I love the way that often in Scripture we find contrasting thoughts and ideas in proximity with one another. It’s one of the marks of the divine authorship of the Holy Spirit. Psalms 106 and 107 are two examples of two contrasting streams of thought.
In Psalm 106, the psalmist pours out his heart in repentance for the nation of Israel’s sin. In verse 6, he writes: “Like our ancestors, we have sinned. We have done wrong! We have acted wickedly!” (Psalm 106:6, NLT) In this prayer of confession, the psalmist catalogues time after time in the history of the people of Israel when they disobeyed and turned away from God: incidents like forgetting God’s miraculous deliverance from Egypt; the rebellion of Dathan and Abiram and others against the divine authority of Aaron; worshiping the golden calf; the doubt that led them to refuse to go into the Promised Land after the mission of the twelve spies; and several more times of disobedience and doubting God.
The key thought here is that the psalmist was being very specific in cataloguing the sin and disobedience of the people. Their history from beginning to end was one of drifting and disobeying. Because of this pattern of sin, the psalmist cried out for God to restore the nation. “Save us, O Lord our God.” (v. 47)
This psalm of confession and plea for restoration, though, is followed closely with another psalm that traces the history of God’s involvement in the life of the nation of Israel. Psalm 107, verse 2, asks the question: “Has the Lord redeemed you?” Then comes the statement: “Then speak out! Tell others he has redeemed you from your enemies.” What follows is this psalm is another catalog, this time listing all the wonderful ways God has cared for Israel. Take time to read this psalm and notice the verbs that are used to describe God’s caring action on behalf of His people.
Verse 3 – “He gathered the exiles.”
Verse 6 – “He rescued them.”
Verse 7, 14 – “He led them.”
Verse 9 – “He satisfies the thirsty.”
Verse 13, 19 – “He saved them.”
Verse 14 – “He snapped their chains.”
Verse 16 – “He broke down their prison gates.”
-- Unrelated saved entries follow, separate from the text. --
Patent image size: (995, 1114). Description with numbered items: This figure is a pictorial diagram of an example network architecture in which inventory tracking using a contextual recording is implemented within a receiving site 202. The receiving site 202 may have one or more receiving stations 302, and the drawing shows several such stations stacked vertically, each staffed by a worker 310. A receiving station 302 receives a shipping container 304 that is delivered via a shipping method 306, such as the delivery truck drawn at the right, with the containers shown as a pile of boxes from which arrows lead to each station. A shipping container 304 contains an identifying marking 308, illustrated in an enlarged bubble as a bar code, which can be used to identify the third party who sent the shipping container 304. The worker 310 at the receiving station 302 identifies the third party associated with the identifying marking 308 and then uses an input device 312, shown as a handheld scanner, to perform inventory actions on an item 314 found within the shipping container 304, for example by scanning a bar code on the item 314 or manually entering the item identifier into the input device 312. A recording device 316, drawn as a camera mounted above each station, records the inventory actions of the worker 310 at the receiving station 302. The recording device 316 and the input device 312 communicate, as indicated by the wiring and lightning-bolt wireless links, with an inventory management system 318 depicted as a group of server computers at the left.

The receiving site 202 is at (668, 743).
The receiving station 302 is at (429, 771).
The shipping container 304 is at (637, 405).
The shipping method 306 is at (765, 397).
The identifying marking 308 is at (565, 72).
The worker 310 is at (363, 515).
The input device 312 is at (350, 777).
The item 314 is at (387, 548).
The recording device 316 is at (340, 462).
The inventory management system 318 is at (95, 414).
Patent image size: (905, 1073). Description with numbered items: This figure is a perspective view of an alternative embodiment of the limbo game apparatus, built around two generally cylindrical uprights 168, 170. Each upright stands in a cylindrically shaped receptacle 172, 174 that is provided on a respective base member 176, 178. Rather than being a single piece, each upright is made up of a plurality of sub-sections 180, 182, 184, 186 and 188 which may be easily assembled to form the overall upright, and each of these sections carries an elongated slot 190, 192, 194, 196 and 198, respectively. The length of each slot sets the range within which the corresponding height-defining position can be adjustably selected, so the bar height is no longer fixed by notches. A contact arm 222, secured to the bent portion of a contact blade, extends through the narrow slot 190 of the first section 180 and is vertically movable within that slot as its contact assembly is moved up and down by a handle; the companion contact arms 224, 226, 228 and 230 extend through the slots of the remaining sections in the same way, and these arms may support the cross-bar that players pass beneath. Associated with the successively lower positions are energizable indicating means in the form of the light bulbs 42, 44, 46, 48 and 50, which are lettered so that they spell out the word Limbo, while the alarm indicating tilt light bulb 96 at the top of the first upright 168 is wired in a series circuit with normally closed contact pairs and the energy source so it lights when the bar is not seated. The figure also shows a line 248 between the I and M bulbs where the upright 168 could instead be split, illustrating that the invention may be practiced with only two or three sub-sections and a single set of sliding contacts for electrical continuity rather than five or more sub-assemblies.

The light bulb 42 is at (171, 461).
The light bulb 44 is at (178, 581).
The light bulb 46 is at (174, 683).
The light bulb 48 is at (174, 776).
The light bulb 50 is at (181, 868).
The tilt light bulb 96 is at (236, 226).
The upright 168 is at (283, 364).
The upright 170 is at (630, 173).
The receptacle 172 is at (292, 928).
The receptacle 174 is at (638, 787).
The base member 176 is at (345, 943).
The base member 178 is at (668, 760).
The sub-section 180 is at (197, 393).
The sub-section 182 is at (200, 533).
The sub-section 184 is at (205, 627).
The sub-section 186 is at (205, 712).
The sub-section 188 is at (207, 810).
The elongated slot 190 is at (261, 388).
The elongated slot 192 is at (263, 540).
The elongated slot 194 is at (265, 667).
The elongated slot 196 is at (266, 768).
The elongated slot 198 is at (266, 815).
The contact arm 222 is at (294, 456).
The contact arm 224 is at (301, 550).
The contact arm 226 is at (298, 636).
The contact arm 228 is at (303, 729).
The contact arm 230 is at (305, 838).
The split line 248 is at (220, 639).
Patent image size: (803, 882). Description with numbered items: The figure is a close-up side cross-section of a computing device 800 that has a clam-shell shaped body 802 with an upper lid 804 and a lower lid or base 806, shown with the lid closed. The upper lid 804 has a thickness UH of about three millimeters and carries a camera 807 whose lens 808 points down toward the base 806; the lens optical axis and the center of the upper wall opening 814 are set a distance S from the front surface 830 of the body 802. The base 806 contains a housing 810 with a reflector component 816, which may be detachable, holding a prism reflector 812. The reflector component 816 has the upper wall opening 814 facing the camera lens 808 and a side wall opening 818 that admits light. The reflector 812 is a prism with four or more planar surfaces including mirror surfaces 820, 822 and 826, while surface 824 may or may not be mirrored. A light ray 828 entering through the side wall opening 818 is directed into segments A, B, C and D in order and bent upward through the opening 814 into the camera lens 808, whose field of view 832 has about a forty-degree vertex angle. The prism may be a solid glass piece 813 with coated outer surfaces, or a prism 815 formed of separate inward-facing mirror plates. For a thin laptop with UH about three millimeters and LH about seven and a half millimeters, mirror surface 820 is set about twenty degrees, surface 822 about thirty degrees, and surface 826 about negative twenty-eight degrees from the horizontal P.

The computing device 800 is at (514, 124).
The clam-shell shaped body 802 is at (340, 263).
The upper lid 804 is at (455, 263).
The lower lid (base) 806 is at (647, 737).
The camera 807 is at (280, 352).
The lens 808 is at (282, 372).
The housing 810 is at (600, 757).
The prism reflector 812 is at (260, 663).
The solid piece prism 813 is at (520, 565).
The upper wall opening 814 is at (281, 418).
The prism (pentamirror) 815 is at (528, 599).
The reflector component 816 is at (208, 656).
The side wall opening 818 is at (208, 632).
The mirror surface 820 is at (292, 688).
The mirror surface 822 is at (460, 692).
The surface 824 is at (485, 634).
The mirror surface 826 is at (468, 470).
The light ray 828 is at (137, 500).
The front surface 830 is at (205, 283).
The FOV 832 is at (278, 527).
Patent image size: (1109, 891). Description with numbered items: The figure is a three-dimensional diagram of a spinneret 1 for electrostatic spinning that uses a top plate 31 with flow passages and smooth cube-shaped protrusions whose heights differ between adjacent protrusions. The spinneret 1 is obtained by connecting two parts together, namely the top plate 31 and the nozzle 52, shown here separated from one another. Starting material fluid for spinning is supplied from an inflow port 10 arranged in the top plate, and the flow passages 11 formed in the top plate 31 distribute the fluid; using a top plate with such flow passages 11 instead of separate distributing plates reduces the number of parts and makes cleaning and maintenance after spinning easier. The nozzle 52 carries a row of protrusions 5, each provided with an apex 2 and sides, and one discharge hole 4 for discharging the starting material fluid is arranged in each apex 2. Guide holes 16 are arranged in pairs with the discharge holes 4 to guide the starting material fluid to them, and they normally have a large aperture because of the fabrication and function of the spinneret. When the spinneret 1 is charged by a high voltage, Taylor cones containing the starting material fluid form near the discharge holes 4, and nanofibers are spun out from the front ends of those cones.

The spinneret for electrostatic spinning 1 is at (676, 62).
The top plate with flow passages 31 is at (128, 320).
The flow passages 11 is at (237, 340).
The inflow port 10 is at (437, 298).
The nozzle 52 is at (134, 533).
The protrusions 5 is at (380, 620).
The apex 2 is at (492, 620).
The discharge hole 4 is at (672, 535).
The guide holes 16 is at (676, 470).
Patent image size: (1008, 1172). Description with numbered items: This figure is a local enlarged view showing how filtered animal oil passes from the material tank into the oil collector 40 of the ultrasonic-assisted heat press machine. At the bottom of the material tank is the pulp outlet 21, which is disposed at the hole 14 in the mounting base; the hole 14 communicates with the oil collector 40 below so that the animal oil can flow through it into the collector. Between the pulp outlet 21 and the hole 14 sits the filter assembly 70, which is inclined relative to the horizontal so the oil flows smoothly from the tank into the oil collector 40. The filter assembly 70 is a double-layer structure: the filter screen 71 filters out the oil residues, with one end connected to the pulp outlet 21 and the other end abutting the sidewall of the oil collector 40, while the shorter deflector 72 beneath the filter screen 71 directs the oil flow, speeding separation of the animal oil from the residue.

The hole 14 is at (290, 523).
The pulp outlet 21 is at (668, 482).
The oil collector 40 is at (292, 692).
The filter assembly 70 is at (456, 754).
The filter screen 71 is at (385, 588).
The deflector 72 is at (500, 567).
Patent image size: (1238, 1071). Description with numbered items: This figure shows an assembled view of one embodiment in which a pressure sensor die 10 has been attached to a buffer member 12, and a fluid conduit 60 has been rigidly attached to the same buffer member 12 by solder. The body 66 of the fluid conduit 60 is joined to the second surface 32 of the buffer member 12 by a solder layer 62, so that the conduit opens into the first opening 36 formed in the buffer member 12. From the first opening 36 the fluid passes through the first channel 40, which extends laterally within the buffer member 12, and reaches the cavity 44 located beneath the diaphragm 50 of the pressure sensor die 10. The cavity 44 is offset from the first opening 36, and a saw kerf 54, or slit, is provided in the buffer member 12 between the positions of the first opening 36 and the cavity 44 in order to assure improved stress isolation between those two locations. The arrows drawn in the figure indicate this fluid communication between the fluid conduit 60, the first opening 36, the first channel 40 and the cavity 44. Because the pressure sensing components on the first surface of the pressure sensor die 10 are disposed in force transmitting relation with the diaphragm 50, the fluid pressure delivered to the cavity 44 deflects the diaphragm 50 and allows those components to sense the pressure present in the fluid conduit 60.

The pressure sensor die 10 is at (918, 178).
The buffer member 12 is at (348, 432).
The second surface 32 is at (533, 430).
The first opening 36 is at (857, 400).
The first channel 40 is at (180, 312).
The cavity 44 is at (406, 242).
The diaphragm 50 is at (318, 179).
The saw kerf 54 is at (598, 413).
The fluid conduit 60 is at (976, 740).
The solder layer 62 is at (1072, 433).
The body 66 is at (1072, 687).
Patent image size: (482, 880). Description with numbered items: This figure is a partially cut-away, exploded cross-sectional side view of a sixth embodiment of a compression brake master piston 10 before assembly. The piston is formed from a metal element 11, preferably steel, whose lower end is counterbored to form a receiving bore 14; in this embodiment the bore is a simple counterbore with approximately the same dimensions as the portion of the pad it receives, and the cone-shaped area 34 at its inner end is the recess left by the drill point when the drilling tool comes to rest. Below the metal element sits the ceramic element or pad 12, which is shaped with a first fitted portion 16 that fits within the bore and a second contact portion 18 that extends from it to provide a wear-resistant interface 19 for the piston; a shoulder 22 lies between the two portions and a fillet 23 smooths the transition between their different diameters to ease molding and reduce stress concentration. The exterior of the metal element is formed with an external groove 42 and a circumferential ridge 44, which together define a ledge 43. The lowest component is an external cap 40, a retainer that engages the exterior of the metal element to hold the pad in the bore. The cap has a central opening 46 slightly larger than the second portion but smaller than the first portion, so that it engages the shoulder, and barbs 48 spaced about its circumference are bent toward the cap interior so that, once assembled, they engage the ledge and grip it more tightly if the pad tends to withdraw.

Verse 20 – “He sent out his word and healed them.”
The list goes on – “He spoke,” v. 25; “He calmed,” v. 29; “He changes” circumstances, v. 33; “He turns,” v. 34; “He brings,” v. 36; “He blesses,” v. 38; “He rescues,” v. 41.
The conclusion is this:
“Those who are wise will take all this to heart; they will see in our history the faithful love of the Lord (Psalm 107:43).”
So, what about you? How’s your history with God? Would you profit from taking time to write down a catalog of times when you have been disobedient to God? Instances of rebellion that need to be confessed and brought under the forgiving blood of Jesus Christ? It is critically important to stay “’fessed” up with God!
Secondly, look at your history of God’s blessings and deliverance in your life. In what ways has God led you, rescued you, calmed you, changed your circumstances, snapped your chains, set you free, satisfied you? These are things to speak out about! We must tell others how He has redeemed us. Tell others of your history with the faithful love of the Lord!